The figures behind the decision sharpen why the sanction matters now: Temu serves 92 million users across the 27-nation EU, and the commission found the company “failed to identify, analyze and assess the systemic risks of illegal goods for sale on the platform.” The fine is the second issued under the three-year-old Digital Services Act; Brussels imposed a $120 million penalty last year on the social media site X.
Virkkunen pushed back against what she described as formal compliance that did not match reality. “Risk assessments are “not box‐ticking exercises,” she said, adding that “Temu’s risk assessment underestimates concrete risks, lacks specificity, is not grounded in solid evidence, and is not comprehensive.” Those omissions, the commission concluded, left consumers exposed to potentially dangerous products.
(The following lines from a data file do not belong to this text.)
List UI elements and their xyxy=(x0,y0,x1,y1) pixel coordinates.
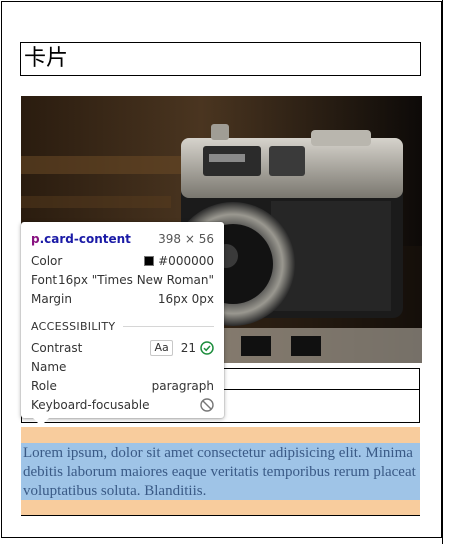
role-row: Role paragraph xyxy=(31,377,214,394)
inspect-tooltip: p.card-content 398 × 56 Color #000000 Fo… xyxy=(21,222,224,426)
color-swatch-icon xyxy=(144,255,155,266)
check-circle-icon xyxy=(200,340,214,355)
element-selector: p.card-content xyxy=(31,232,131,246)
section-divider xyxy=(123,325,214,327)
accessibility-heading: ACCESSIBILITY xyxy=(31,319,214,333)
card-content: Lorem ipsum, dolor sit amet consectetur … xyxy=(21,443,420,500)
focusable-label: Keyboard-focusable xyxy=(31,397,150,412)
role-label: Role xyxy=(31,378,57,393)
name-row: Name xyxy=(31,358,214,375)
focusable-row: Keyboard-focusable xyxy=(31,396,214,413)
font-row: Font 16px "Times New Roman" xyxy=(31,271,214,288)
not-focusable-icon xyxy=(200,397,214,412)
role-value: paragraph xyxy=(151,378,214,393)
name-label: Name xyxy=(31,359,67,374)
color-value: #000000 xyxy=(158,253,214,268)
selector-class: .card-content xyxy=(39,231,131,246)
selector-tag: p xyxy=(31,231,40,246)
font-label: Font xyxy=(31,272,58,287)
contrast-row: Contrast Aa 21 xyxy=(31,339,214,356)
contrast-label: Contrast xyxy=(31,340,83,355)
margin-top-overlay xyxy=(21,427,420,443)
contrast-value: 21 xyxy=(180,340,196,355)
color-row: Color #000000 xyxy=(31,252,214,269)
margin-bottom-overlay xyxy=(21,500,420,516)
tooltip-arrow xyxy=(33,418,49,426)
font-value: 16px "Times New Roman" xyxy=(57,272,214,287)
margin-value: 16px 0px xyxy=(157,291,214,306)
element-dimensions: 398 × 56 xyxy=(158,231,214,246)
margin-row: Margin 16px 0px xyxy=(31,290,214,307)
card-content-text: Lorem ipsum, dolor sit amet consectetur … xyxy=(23,445,416,499)
color-label: Color xyxy=(31,253,63,268)
viewport-edge xyxy=(442,0,455,544)
page-heading-box: 卡片 xyxy=(20,42,421,76)
margin-label: Margin xyxy=(31,291,72,306)
accessibility-heading-text: ACCESSIBILITY xyxy=(31,319,116,333)
contrast-sample-badge: Aa xyxy=(150,339,173,356)
tooltip-header: p.card-content 398 × 56 xyxy=(31,230,214,247)
page-title: 卡片 xyxy=(24,46,69,71)
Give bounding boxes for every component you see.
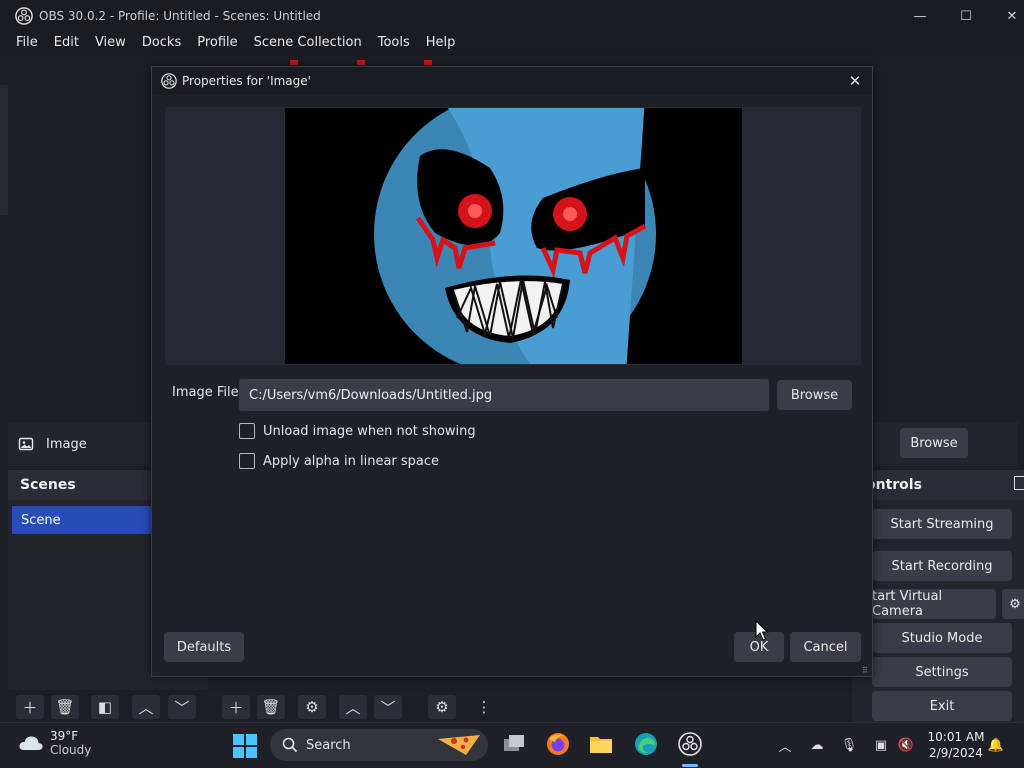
search-icon <box>282 737 298 753</box>
dialog-close-icon[interactable]: ✕ <box>846 72 864 90</box>
remove-scene-trash-icon[interactable]: 🗑 <box>51 695 79 719</box>
dialog-title-bar: Properties for 'Image' <box>152 67 872 95</box>
menu-file[interactable]: File <box>8 32 46 56</box>
add-scene-plus-icon[interactable]: ＋ <box>16 695 44 719</box>
image-icon <box>18 437 34 451</box>
active-app-indicator <box>682 764 698 767</box>
microphone-icon[interactable]: 🎙 <box>840 736 858 754</box>
notification-bell-icon[interactable]: 🔔 <box>987 736 1005 754</box>
add-source-plus-icon[interactable]: ＋ <box>222 695 250 719</box>
controls-dock-title: ontrols <box>866 477 922 493</box>
menu-docks[interactable]: Docks <box>134 32 189 56</box>
onedrive-cloud-icon[interactable]: ☁ <box>808 736 826 754</box>
network-icon[interactable]: ▣ <box>872 736 890 754</box>
preview-left-strip <box>0 85 8 215</box>
move-source-down-chevron-icon[interactable]: ﹀ <box>374 695 402 719</box>
apply-alpha-checkbox[interactable] <box>239 453 255 469</box>
windows-start-icon[interactable] <box>232 733 258 759</box>
audio-mixer-settings-icon[interactable]: ⚙ <box>428 695 456 719</box>
minimize-button[interactable]: — <box>897 0 943 32</box>
start-virtual-camera-button[interactable]: tart Virtual Camera <box>872 589 996 619</box>
weather-widget[interactable]: 39°F Cloudy <box>18 729 91 757</box>
dock-toolbar <box>0 690 852 724</box>
dock-float-icon[interactable] <box>1014 476 1024 490</box>
window-title: OBS 30.0.2 - Profile: Untitled - Scenes:… <box>39 9 321 23</box>
obs-logo-icon <box>15 7 33 25</box>
red-marker <box>424 60 432 65</box>
move-scene-up-chevron-icon[interactable]: ︿ <box>132 695 160 719</box>
image-file-label: Image File <box>172 385 239 400</box>
image-file-path-input[interactable] <box>239 379 769 411</box>
creepy-face-image <box>285 108 742 364</box>
move-scene-down-chevron-icon[interactable]: ﹀ <box>168 695 196 719</box>
weather-condition: Cloudy <box>50 743 92 757</box>
menu-help[interactable]: Help <box>418 32 464 56</box>
source-browse-button[interactable]: Browse <box>900 428 968 458</box>
source-properties-gear-icon[interactable]: ⚙ <box>298 695 326 719</box>
menu-scene-collection[interactable]: Scene Collection <box>246 32 370 56</box>
remove-source-trash-icon[interactable]: 🗑 <box>257 695 285 719</box>
cancel-button[interactable]: Cancel <box>790 632 861 662</box>
preview-image <box>285 108 742 364</box>
obs-logo-icon <box>161 73 177 89</box>
maximize-button[interactable]: ☐ <box>943 0 989 32</box>
dialog-title: Properties for 'Image' <box>182 74 311 88</box>
exit-button[interactable]: Exit <box>872 691 1012 721</box>
controls-dock-header: ontrols <box>852 470 1024 500</box>
close-button[interactable]: ✕ <box>989 0 1024 32</box>
virtual-camera-settings-gear-icon[interactable]: ⚙ <box>1002 589 1024 619</box>
firefox-icon[interactable] <box>545 731 571 757</box>
start-streaming-button[interactable]: Start Streaming <box>872 509 1012 539</box>
image-file-browse-button[interactable]: Browse <box>777 380 852 410</box>
apply-alpha-label: Apply alpha in linear space <box>263 453 440 469</box>
clock-date: 2/9/2024 <box>929 746 983 760</box>
properties-dialog: Properties for 'Image' ✕ Image File C:/U… <box>151 66 873 677</box>
clock-time: 10:01 AM <box>927 730 985 744</box>
defaults-button[interactable]: Defaults <box>164 632 244 662</box>
unload-image-checkbox[interactable] <box>239 423 255 439</box>
pizza-icon <box>438 735 480 755</box>
edge-icon[interactable] <box>633 731 659 757</box>
obs-taskbar-icon[interactable] <box>677 731 703 757</box>
taskbar-search-box[interactable]: Search <box>270 729 488 761</box>
file-explorer-icon[interactable] <box>588 731 614 757</box>
show-hidden-icons-chevron-icon[interactable]: ︿ <box>776 736 794 755</box>
selected-source-name: Image <box>46 436 87 452</box>
resize-grip-icon[interactable]: ⠿ <box>862 666 870 675</box>
menu-tools[interactable]: Tools <box>370 32 418 56</box>
source-preview <box>165 107 861 365</box>
scene-filters-icon[interactable]: ◧ <box>91 695 119 719</box>
settings-button[interactable]: Settings <box>872 657 1012 687</box>
window-title-bar: OBS 30.0.2 - Profile: Untitled - Scenes:… <box>0 0 1024 32</box>
menu-bar: File Edit View Docks Profile Scene Colle… <box>0 32 1024 56</box>
mouse-cursor-icon <box>755 620 769 641</box>
unload-image-label: Unload image when not showing <box>263 423 476 439</box>
red-marker <box>357 60 365 65</box>
volume-muted-icon[interactable]: 🔇 <box>897 736 915 754</box>
windows-taskbar: 39°F Cloudy Search ︿ ☁ 🎙 ▣ 🔇 10:01 AM 2/… <box>0 722 1024 768</box>
unload-image-option[interactable]: Unload image when not showing <box>239 423 476 439</box>
task-view-icon[interactable] <box>501 731 527 757</box>
more-options-kebab-icon[interactable]: ⋮ <box>470 695 498 719</box>
move-source-up-chevron-icon[interactable]: ︿ <box>339 695 367 719</box>
weather-temperature: 39°F <box>50 729 79 743</box>
apply-alpha-option[interactable]: Apply alpha in linear space <box>239 453 439 469</box>
start-recording-button[interactable]: Start Recording <box>872 551 1012 581</box>
menu-profile[interactable]: Profile <box>189 32 245 56</box>
cloud-icon <box>19 736 43 750</box>
menu-view[interactable]: View <box>87 32 134 56</box>
red-marker <box>290 60 298 65</box>
search-label: Search <box>306 737 351 753</box>
system-clock[interactable]: 10:01 AM 2/9/2024 <box>925 729 987 761</box>
menu-edit[interactable]: Edit <box>46 32 87 56</box>
controls-dock: ontrols Start Streaming Start Recording … <box>852 470 1024 722</box>
studio-mode-button[interactable]: Studio Mode <box>872 623 1012 653</box>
Temu rejected the ruling. The company said it considered the decision “disproportionate” and said it “and does not reflect the current state of our systems.” Temu added that “Temu engaged constructively with the Commission throughout the process and has since taken further steps to strengthen risk assessment, platform governance, and user protection.” The company’s parent, PDD Holdings Inc., also owns the Chinese e-commerce site Pinduoduo.
The fine is tied to the commission’s first DSA evaluation of Temu in 2024. That evaluation, regulators said, found systemic failures rather than isolated incidents — a critical distinction because the Digital Services Act requires large online platforms to identify and mitigate systemic risks to users, not merely react to individual bad listings.
Regulators gave Temu until the end of August to submit an action plan detailing how it will remedy the problems the commission flagged. If Temu fails to comply, the company could face additional daily, weekly or monthly fines — penalties that can quickly exceed a one-off charge and force rapid operational change.
The case exposes a familiar tension in digital commerce: platforms that scale quickly and attract tens of millions of users can be hamstrung by legacy vetting and risk processes. Temu is popular for low-priced goods shipped from sellers in China, and the commission’s mystery shopping suggested that appeal has come with safety trade-offs for buyers in the EU.
For now, the enforcement action puts the onus squarely back on Temu. The commission has set a calendar and the law gives it tools to escalate if fixes are insufficient. In the words of Virkunnen, the question is no longer theoretical: the company must move beyond paper promises to show concrete, verifiable protections or face growing penalties under the DSA.